The timing of Isaac’s arrival also helped keep damage down. For our some of Louisiana’s major row-crop commodities -- corn, grain sorghum, rice -- “we were fortunate that most were harvested prior to the storm coming through,” says Guidry. “With corn and grain sorghum, we were probably around 90 percent, or more, harvested. So, while we have seen an impact on the acres that remained in the field, the impact across the corn and grain sorghum crops is relatively small.”

 For rice, the majority of the acres in south Louisiana were harvested before the storm. Most rice acres that weren’t already in the bin when Isaac’s fury hit were in north Louisiana.

By the time Isaac made it to the northern part of the state “we didn’t see the types of wind and rain that were initially projected. One agent told me around Monroe the wind gusts were around 25 to 30 miles per hour.”

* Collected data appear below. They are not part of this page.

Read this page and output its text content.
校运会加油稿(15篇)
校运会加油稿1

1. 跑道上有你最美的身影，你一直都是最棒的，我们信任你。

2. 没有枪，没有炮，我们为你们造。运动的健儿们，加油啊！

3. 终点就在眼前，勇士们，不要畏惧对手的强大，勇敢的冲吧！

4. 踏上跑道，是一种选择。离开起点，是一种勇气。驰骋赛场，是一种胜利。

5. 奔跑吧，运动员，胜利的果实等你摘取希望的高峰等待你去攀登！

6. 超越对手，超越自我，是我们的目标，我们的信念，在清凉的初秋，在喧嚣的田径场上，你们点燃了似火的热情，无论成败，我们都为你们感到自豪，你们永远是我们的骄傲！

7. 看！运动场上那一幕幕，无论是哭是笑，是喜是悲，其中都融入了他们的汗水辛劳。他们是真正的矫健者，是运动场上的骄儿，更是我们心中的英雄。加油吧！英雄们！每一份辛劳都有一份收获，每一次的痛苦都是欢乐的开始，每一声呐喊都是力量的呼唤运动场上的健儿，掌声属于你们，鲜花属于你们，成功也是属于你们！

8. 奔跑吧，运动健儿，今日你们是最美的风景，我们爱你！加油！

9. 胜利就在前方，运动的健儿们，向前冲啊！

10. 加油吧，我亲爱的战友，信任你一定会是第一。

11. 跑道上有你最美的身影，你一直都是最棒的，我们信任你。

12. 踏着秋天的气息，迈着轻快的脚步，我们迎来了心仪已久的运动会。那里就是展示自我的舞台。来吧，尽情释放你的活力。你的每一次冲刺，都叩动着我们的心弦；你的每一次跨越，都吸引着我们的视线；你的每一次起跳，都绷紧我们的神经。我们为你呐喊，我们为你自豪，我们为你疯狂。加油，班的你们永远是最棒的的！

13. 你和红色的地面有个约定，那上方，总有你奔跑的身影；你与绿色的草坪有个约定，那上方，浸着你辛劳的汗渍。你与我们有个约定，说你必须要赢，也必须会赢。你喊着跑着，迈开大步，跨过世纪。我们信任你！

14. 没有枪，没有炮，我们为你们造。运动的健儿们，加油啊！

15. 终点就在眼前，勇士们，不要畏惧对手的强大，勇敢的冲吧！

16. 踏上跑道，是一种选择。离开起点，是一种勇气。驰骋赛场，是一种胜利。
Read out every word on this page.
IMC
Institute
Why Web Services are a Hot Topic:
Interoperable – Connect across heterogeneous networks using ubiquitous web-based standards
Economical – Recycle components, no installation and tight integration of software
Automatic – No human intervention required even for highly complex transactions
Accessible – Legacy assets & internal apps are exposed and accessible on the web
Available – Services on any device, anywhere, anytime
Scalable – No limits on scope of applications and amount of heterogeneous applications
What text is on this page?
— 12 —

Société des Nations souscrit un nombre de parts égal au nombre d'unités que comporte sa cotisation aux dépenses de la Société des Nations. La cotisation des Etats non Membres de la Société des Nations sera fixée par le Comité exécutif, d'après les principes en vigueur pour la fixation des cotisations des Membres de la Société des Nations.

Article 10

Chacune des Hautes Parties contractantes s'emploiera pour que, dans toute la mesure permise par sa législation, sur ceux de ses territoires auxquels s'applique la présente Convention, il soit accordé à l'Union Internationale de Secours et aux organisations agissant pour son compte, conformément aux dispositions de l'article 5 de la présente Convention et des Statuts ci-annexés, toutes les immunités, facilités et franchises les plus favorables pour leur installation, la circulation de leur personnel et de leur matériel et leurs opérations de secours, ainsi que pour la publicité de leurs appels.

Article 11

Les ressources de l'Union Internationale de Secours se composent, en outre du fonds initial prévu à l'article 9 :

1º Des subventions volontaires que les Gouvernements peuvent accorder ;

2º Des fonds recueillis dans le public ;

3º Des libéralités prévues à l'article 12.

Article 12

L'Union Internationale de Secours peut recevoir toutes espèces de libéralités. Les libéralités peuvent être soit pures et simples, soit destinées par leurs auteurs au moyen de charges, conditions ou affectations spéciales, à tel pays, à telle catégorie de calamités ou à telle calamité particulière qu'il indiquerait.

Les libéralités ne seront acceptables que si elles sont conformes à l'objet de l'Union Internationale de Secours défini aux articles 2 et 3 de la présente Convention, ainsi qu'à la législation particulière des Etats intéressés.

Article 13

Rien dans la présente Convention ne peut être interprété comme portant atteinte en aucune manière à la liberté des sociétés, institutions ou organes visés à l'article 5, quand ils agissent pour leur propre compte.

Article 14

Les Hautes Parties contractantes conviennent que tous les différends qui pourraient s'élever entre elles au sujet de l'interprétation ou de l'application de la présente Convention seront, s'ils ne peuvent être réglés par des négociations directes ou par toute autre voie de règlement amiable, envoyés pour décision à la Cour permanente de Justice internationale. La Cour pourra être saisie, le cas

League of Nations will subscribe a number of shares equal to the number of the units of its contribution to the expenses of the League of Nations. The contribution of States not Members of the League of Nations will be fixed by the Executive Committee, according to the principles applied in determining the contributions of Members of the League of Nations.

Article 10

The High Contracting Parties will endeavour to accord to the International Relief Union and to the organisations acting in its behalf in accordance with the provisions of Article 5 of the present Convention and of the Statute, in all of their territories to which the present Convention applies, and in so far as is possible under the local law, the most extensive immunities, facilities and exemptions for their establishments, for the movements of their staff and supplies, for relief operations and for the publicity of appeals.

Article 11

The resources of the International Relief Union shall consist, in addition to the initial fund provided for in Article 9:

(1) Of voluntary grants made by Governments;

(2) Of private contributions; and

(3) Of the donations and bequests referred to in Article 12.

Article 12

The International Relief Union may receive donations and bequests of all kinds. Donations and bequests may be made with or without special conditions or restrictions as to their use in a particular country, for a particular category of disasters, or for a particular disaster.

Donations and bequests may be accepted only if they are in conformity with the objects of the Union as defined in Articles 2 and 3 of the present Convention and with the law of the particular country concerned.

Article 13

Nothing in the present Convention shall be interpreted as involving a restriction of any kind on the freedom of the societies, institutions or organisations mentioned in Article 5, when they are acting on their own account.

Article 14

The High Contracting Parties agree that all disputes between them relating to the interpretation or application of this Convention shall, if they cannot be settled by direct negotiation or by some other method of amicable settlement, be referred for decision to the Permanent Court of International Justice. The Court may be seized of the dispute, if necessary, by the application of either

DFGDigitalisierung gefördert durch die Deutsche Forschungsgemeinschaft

Some 11 percent of the state’s rice yield, representing a loss of $4 million, was affected by Isaac.

For soybeans and cotton, the impacts were greater. In the southern part of the cotton-growing region -- the south-central part of Louisiana -- the storm harmed fields much more. Estimates of yield loss there were between 20 and 30 percent.

“A lot of bolls were knocked onto the ground. As you move north where more cotton acres are, the impact was less significant -- maybe 5 to 10 percent.”

As a result, Louisiana cotton will suffer an estimated $11 million in losses.

In the south of the state, there were significant losses to soybeans, particularly where there was flooding. Some losses were total, although on relatively small acreage.

“Some parishes reported upwards of 50 percent losses on soybeans predominantly being grown on sugarcane fallow ground. In our major soybean-growing areas, the impact was less significant. We’ll monitor the soybean crop closely over the next few weeks.”

Guidry expects Louisiana soybeans will be hit with around $14 million in losses.